Hamtramck NAACP President Asm "Kamal" Rahman speaks to a crowd during a hate crime forum featuring U.S. Congressman John Conyers Jr., seated on the right. (Photo by Todd A. Heywood/Michigan Messenger)
HAMTRAMCK — Despite a spate of recent troubles and controversies over equal rights in this increasingly diverse and divided Wayne County city, the tone at a meeting attended by U.S. Rep. John Conyers to discuss hate crimes legislation he has introduced in Congress was mostly conciliatory and cooperative.
Conyers introduced the Local Law Enforcement Hate Crimes Prevention Act, often called the Matthew Shepard Act, in the U.S. House where it passed in April. President Obama has said he supports the legislation, which would allow the federal government to assist local governments in investigating and prosecuting hate crimes perpetrated against people because of their race, religion, ethnicity, national origin, sexual orientation, gender identity and/or expression or creed. The bill, as well as a companion bill in the U.S. Senate, is supported by hundreds of law enforcement agencies, civil rights organizations and civic and religious groups.
The forum was sponsored by the NAACP of Hamtramck and featured Conyers, as well as Heaster Wheeler, president of the Detroit chapter of the NAACP; Jay Kaplan, staff attorney for the Lesbian, Gay, Bisexual and Transgender Project of the American Civil Liberties Union of Michigan and Dawud Walid, executive director of Council for American-Islamic Relations of Detroit. All four panelists supported the hate crimes legislation.
Hamtramck, a municipal enclave nearly surrounded by Detroit, has been at the center of a battle over civil rights for several years now. Muslim members of the community were victimized when the city legalized the broadcasting of a call to prayer — with the local mosque being vandalized and an Imam having shoes thrown at him. And in November after a contentious battle, voters rejected an ordinance which would have banned discrimination on the basis of, among many categories, sexual orientation, gender identity and/or expression.

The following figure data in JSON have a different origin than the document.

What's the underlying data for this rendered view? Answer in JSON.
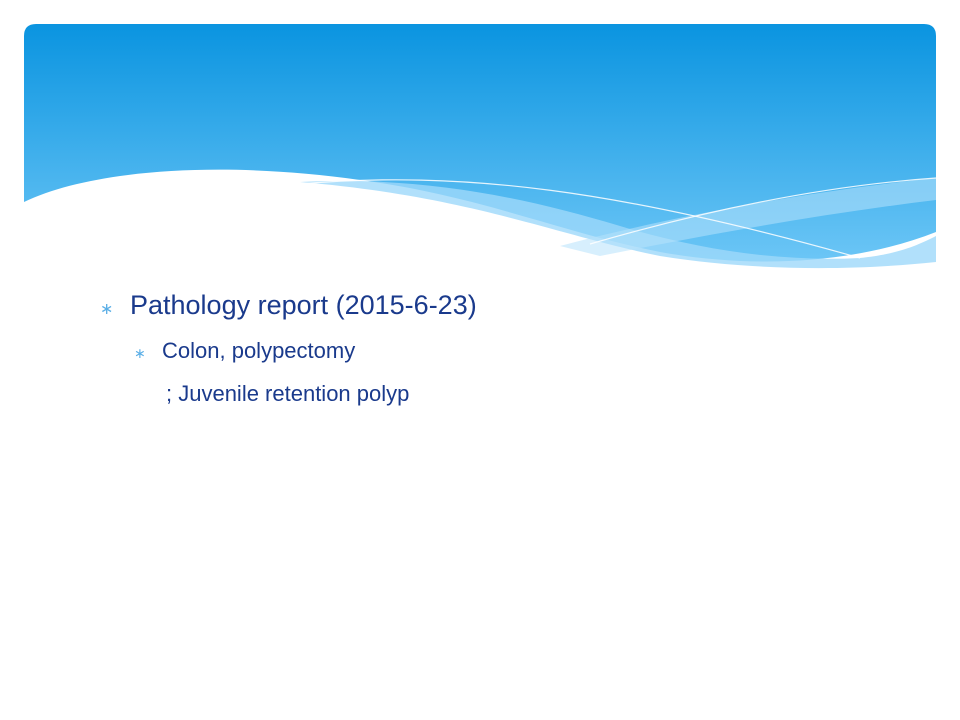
{
  "slide": {
    "colors": {
      "banner_top": "#0a94e0",
      "banner_bottom": "#6cc6f6",
      "wave_light": "#9ed8fa",
      "text": "#1a3a8c",
      "bullet": "#5aaee6"
    },
    "bullets": [
      {
        "text": "Pathology report (2015-6-23)",
        "children": [
          {
            "text": "Colon, polypectomy",
            "continuation": "; Juvenile retention polyp"
          }
        ]
      }
    ],
    "bullet_symbol": "∗"
  }
}
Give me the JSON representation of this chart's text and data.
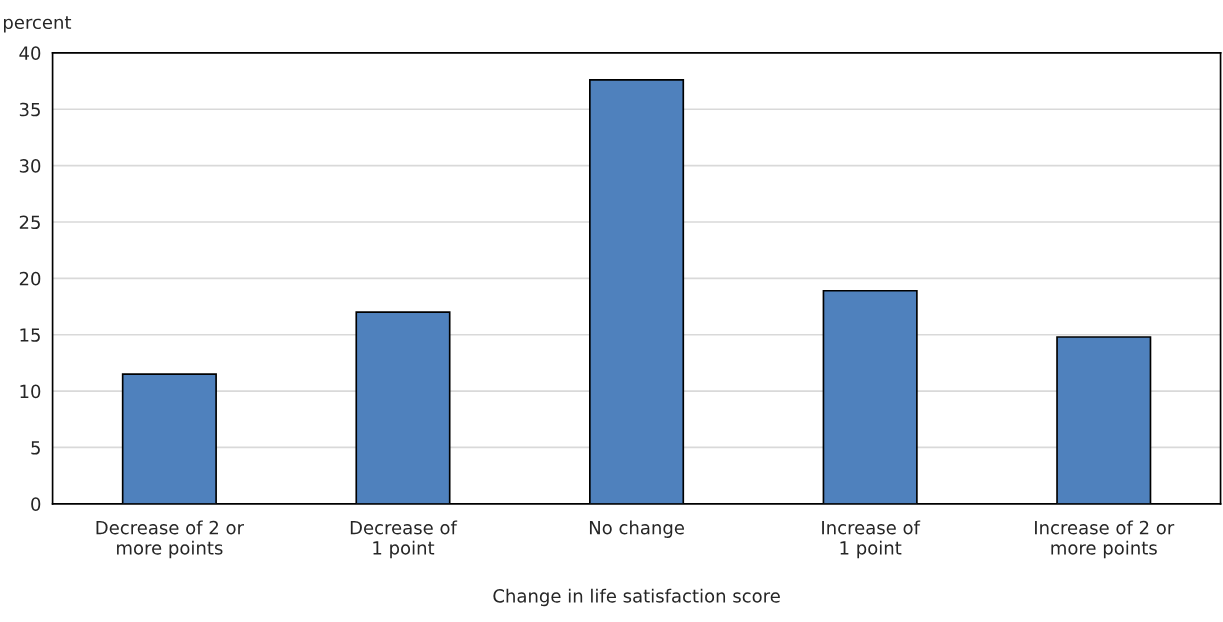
{
  "chart_data": {
    "type": "bar",
    "categories": [
      "Decrease of 2 or\nmore points",
      "Decrease of\n1 point",
      "No change",
      "Increase of\n1 point",
      "Increase of 2 or\nmore points"
    ],
    "values": [
      11.5,
      17.0,
      37.6,
      18.9,
      14.8
    ],
    "color": "#4f81bd",
    "xlabel": "Change in life satisfaction score",
    "ylabel": "percent",
    "ylim": [
      0,
      40
    ],
    "yticks": [
      0,
      5,
      10,
      15,
      20,
      25,
      30,
      35,
      40
    ],
    "grid": "y"
  }
}
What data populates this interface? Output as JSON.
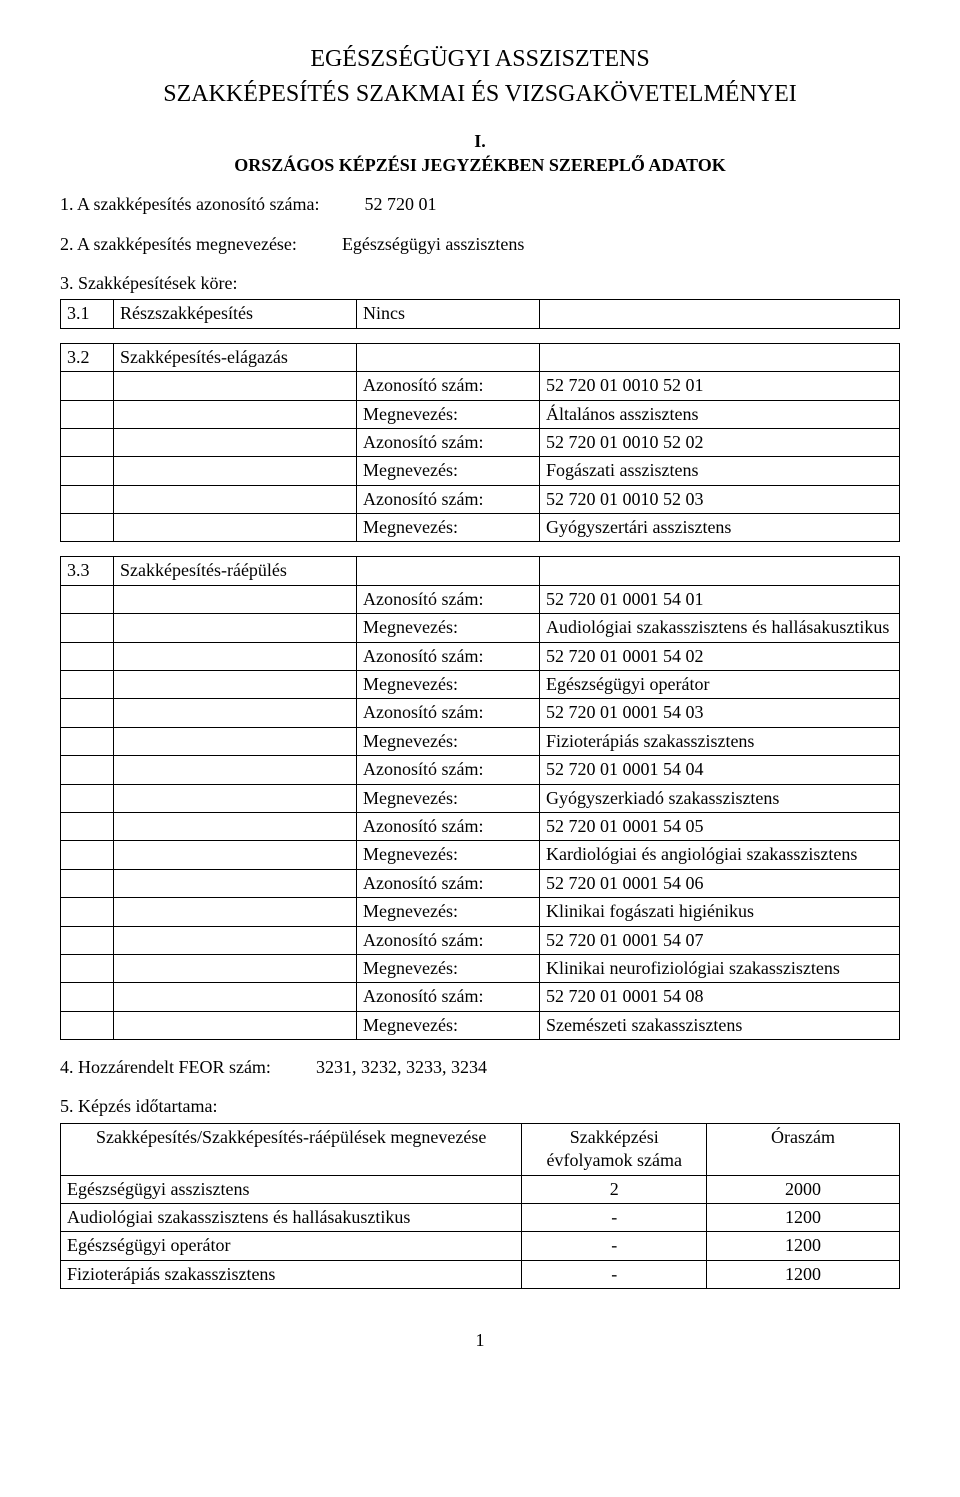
{
  "title1": "EGÉSZSÉGÜGYI ASSZISZTENS",
  "title2": "SZAKKÉPESÍTÉS SZAKMAI ÉS VIZSGAKÖVETELMÉNYEI",
  "section_I": "I.",
  "section_I_sub": "ORSZÁGOS KÉPZÉSI JEGYZÉKBEN SZEREPLŐ ADATOK",
  "item1": {
    "num": "1.",
    "label": "A szakképesítés azonosító száma:",
    "value": "52 720 01"
  },
  "item2": {
    "num": "2.",
    "label": "A szakképesítés megnevezése:",
    "value": "Egészségügyi asszisztens"
  },
  "item3": {
    "num": "3.",
    "label": "Szakképesítések köre:"
  },
  "table31": {
    "num": "3.1",
    "label": "Részszakképesítés",
    "value": "Nincs"
  },
  "labels": {
    "id": "Azonosító szám:",
    "name": "Megnevezés:"
  },
  "table32": {
    "num": "3.2",
    "label": "Szakképesítés-elágazás",
    "rows": [
      {
        "id": "52 720 01 0010 52 01",
        "name": "Általános asszisztens"
      },
      {
        "id": "52 720 01 0010 52 02",
        "name": "Fogászati asszisztens"
      },
      {
        "id": "52 720 01 0010 52 03",
        "name": "Gyógyszertári asszisztens"
      }
    ]
  },
  "table33": {
    "num": "3.3",
    "label": "Szakképesítés-ráépülés",
    "rows": [
      {
        "id": "52 720 01 0001 54 01",
        "name": "Audiológiai szakasszisztens és hallásakusztikus"
      },
      {
        "id": "52 720 01 0001 54 02",
        "name": "Egészségügyi operátor"
      },
      {
        "id": "52 720 01 0001 54 03",
        "name": "Fizioterápiás szakasszisztens"
      },
      {
        "id": "52 720 01 0001 54 04",
        "name": "Gyógyszerkiadó szakasszisztens"
      },
      {
        "id": "52 720 01 0001 54 05",
        "name": "Kardiológiai és angiológiai szakasszisztens"
      },
      {
        "id": "52 720 01 0001 54 06",
        "name": "Klinikai fogászati higiénikus"
      },
      {
        "id": "52 720 01 0001 54 07",
        "name": "Klinikai neurofiziológiai szakasszisztens"
      },
      {
        "id": "52 720 01 0001 54 08",
        "name": "Szemészeti szakasszisztens"
      }
    ]
  },
  "item4": {
    "num": "4.",
    "label": "Hozzárendelt FEOR szám:",
    "value": "3231, 3232, 3233, 3234"
  },
  "item5": {
    "num": "5.",
    "label": "Képzés időtartama:"
  },
  "table5": {
    "headers": [
      "Szakképesítés/Szakképesítés-ráépülések megnevezése",
      "Szakképzési évfolyamok száma",
      "Óraszám"
    ],
    "rows": [
      {
        "name": "Egészségügyi asszisztens",
        "years": "2",
        "hours": "2000"
      },
      {
        "name": "Audiológiai szakasszisztens és hallásakusztikus",
        "years": "-",
        "hours": "1200"
      },
      {
        "name": "Egészségügyi operátor",
        "years": "-",
        "hours": "1200"
      },
      {
        "name": "Fizioterápiás szakasszisztens",
        "years": "-",
        "hours": "1200"
      }
    ]
  },
  "page_number": "1"
}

That campaign led to a series of anti-gay incidents in the city, according to Gregory Manore, who serves on the Hamtramck Human Relations Commission.
That difficult ballot battle left an underlying tension on the meeting Monday night, as openly gay council member Scott Klein told the local newspaper, the Hamtramck Review, that LGBT activists would “hijack” the meeting. But the protests never materialized and the tone of the discussion was calm and measured.

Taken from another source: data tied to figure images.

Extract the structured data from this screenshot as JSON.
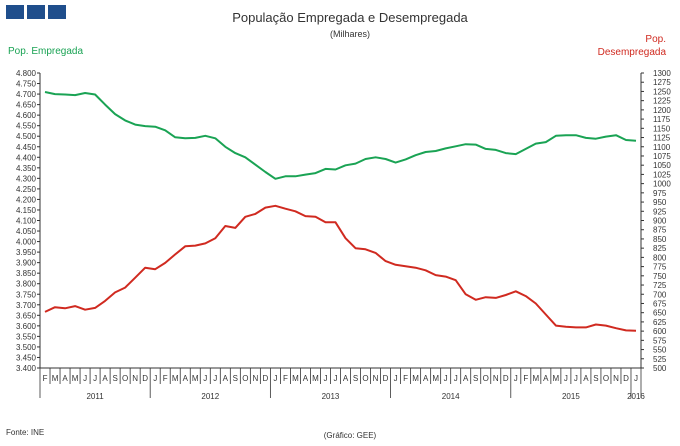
{
  "header": {
    "logo": "logo-icon"
  },
  "chart_data": {
    "type": "line",
    "title": "População Empregada e Desempregada",
    "subtitle": "(Milhares)",
    "source": "Fonte: INE",
    "credit": "(Gráfico: GEE)",
    "colors": {
      "empregada": "#1aa354",
      "desempregada": "#d02a20",
      "axis": "#333333"
    },
    "left_axis": {
      "label": "Pop. Empregada",
      "range": [
        3400,
        4800
      ],
      "tick_labels": [
        "3.400",
        "3.450",
        "3.500",
        "3.550",
        "3.600",
        "3.650",
        "3.700",
        "3.750",
        "3.800",
        "3.850",
        "3.900",
        "3.950",
        "4.000",
        "4.050",
        "4.100",
        "4.150",
        "4.200",
        "4.250",
        "4.300",
        "4.350",
        "4.400",
        "4.450",
        "4.500",
        "4.550",
        "4.600",
        "4.650",
        "4.700",
        "4.750",
        "4.800"
      ]
    },
    "right_axis": {
      "label_line1": "Pop.",
      "label_line2": "Desempregada",
      "range": [
        500,
        1300
      ],
      "tick_labels": [
        "500",
        "525",
        "550",
        "575",
        "600",
        "625",
        "650",
        "675",
        "700",
        "725",
        "750",
        "775",
        "800",
        "825",
        "850",
        "875",
        "900",
        "925",
        "950",
        "975",
        "1000",
        "1025",
        "1050",
        "1075",
        "1100",
        "1125",
        "1150",
        "1175",
        "1200",
        "1225",
        "1250",
        "1275",
        "1300"
      ]
    },
    "month_labels": [
      "F",
      "M",
      "A",
      "M",
      "J",
      "J",
      "A",
      "S",
      "O",
      "N",
      "D",
      "J",
      "F",
      "M",
      "A",
      "M",
      "J",
      "J",
      "A",
      "S",
      "O",
      "N",
      "D",
      "J",
      "F",
      "M",
      "A",
      "M",
      "J",
      "J",
      "A",
      "S",
      "O",
      "N",
      "D",
      "J",
      "F",
      "M",
      "A",
      "M",
      "J",
      "J",
      "A",
      "S",
      "O",
      "N",
      "D",
      "J",
      "F",
      "M",
      "A",
      "M",
      "J",
      "J",
      "A",
      "S",
      "O",
      "N",
      "D",
      "J"
    ],
    "years": [
      {
        "label": "2011",
        "start": 0,
        "end": 11
      },
      {
        "label": "2012",
        "start": 11,
        "end": 23
      },
      {
        "label": "2013",
        "start": 23,
        "end": 35
      },
      {
        "label": "2014",
        "start": 35,
        "end": 47
      },
      {
        "label": "2015",
        "start": 47,
        "end": 59
      },
      {
        "label": "2016",
        "start": 59,
        "end": 60
      }
    ],
    "series": [
      {
        "name": "Pop. Empregada",
        "axis": "left",
        "values": [
          4710,
          4700,
          4698,
          4695,
          4705,
          4698,
          4650,
          4605,
          4575,
          4555,
          4548,
          4545,
          4528,
          4495,
          4490,
          4492,
          4502,
          4490,
          4450,
          4420,
          4400,
          4365,
          4330,
          4298,
          4310,
          4310,
          4318,
          4325,
          4345,
          4342,
          4362,
          4370,
          4392,
          4400,
          4392,
          4375,
          4390,
          4410,
          4425,
          4430,
          4442,
          4452,
          4462,
          4460,
          4440,
          4435,
          4420,
          4415,
          4440,
          4465,
          4472,
          4502,
          4505,
          4505,
          4492,
          4488,
          4498,
          4505,
          4482,
          4478
        ]
      },
      {
        "name": "Pop. Desempregada",
        "axis": "right",
        "values": [
          652,
          665,
          662,
          668,
          658,
          663,
          682,
          705,
          718,
          745,
          772,
          768,
          785,
          808,
          830,
          832,
          838,
          852,
          885,
          880,
          910,
          918,
          935,
          940,
          932,
          925,
          912,
          910,
          895,
          895,
          852,
          825,
          822,
          812,
          790,
          780,
          776,
          772,
          765,
          752,
          748,
          738,
          700,
          685,
          692,
          690,
          698,
          708,
          695,
          675,
          645,
          615,
          612,
          610,
          610,
          618,
          615,
          608,
          602,
          601
        ]
      }
    ]
  }
}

In spite of the broad support for the legislation, questions remain about the proposed law, said organizers of the forum.

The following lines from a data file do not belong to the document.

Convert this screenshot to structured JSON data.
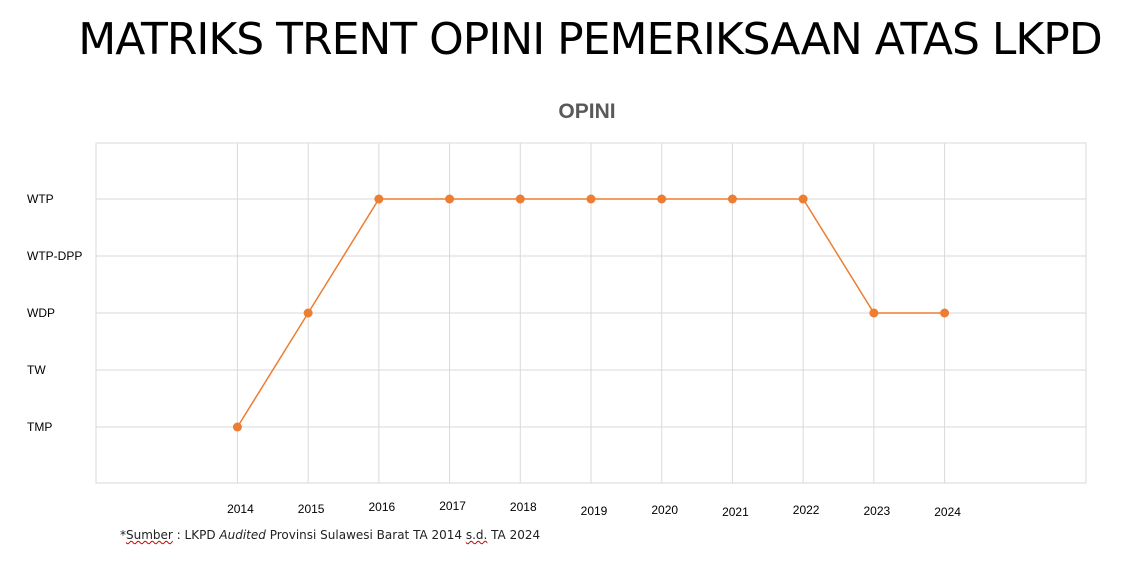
{
  "page": {
    "title": "MATRIKS TRENT OPINI PEMERIKSAAN ATAS LKPD",
    "source": {
      "prefix": "*",
      "word_sumber": "Sumber",
      "sep": " : LKPD ",
      "audited": "Audited",
      "rest_1": " Provinsi Sulawesi Barat TA 2014 ",
      "sd": "s.d.",
      "rest_2": " TA 2024"
    }
  },
  "chart_data": {
    "type": "line",
    "title": "OPINI",
    "xlabel": "",
    "ylabel": "",
    "y_categories": [
      "TMP",
      "TW",
      "WDP",
      "WTP-DPP",
      "WTP"
    ],
    "categories": [
      "2014",
      "2015",
      "2016",
      "2017",
      "2018",
      "2019",
      "2020",
      "2021",
      "2022",
      "2023",
      "2024"
    ],
    "series": [
      {
        "values": [
          "TMP",
          "WDP",
          "WTP",
          "WTP",
          "WTP",
          "WTP",
          "WTP",
          "WTP",
          "WTP",
          "WDP",
          "WDP"
        ]
      }
    ],
    "grid": true,
    "legend": "none",
    "colors": {
      "line": "#ed7d31",
      "marker": "#ed7d31",
      "grid": "#d9d9d9",
      "title": "#595959",
      "labels": "#000000"
    }
  }
}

“This event itself is an educational event about hate crimes,” said Asm “Kamal” Rahman, president of the NAACP of Hamtramck. “We want to find out what this is about. We have people who have questions.”
After admonishing the attendees that the event was not to discuss the validity or “merits” of hate, Michael Nelson, vice president of the NAACP of Hamtramck said the evening was about discussing the legislation itself, “which means we cannot perform crimes against any individual simply because we might hate that individual or race or gender or religion or sexual orientation or whatever it might be.”
Nelson continued: “So that you can’t go attacking a Muslim sister because she is Muslim. You can’t run your car into a gay brother because he is gay. You can’t pull out a machete on a black brother simply because he is black. That’s what we’re here to discuss this evening.”
“Hamtramck doesn’t tolerate intolerance,” Walid said.
One resident, Richard Wake, asked Conyers if the legislation would impede the ability of religious leaders to preach their faith beliefs about homosexuality.
“This legislation only deals with conduct, not speech,” said Conyers. “Speech by itself is not prosecutable as a hate crime.”
Conyers went on to explain that speech could be used to prove bias motivated a specific hate crime.
The judicial use of prior speech, membership in hate groups or website visits are things that raise concerns about the legislation, Kaplan said.
In the end, the only fireworks came from a prediction of possible protests, which never took place. Conyers took reporter Charles Sercombe to task for his Hamtramck Review story predicting that the forum might be disrupted by protesters.
Some leaders privately admitted afterward the article probably prevented some people from attending the forum.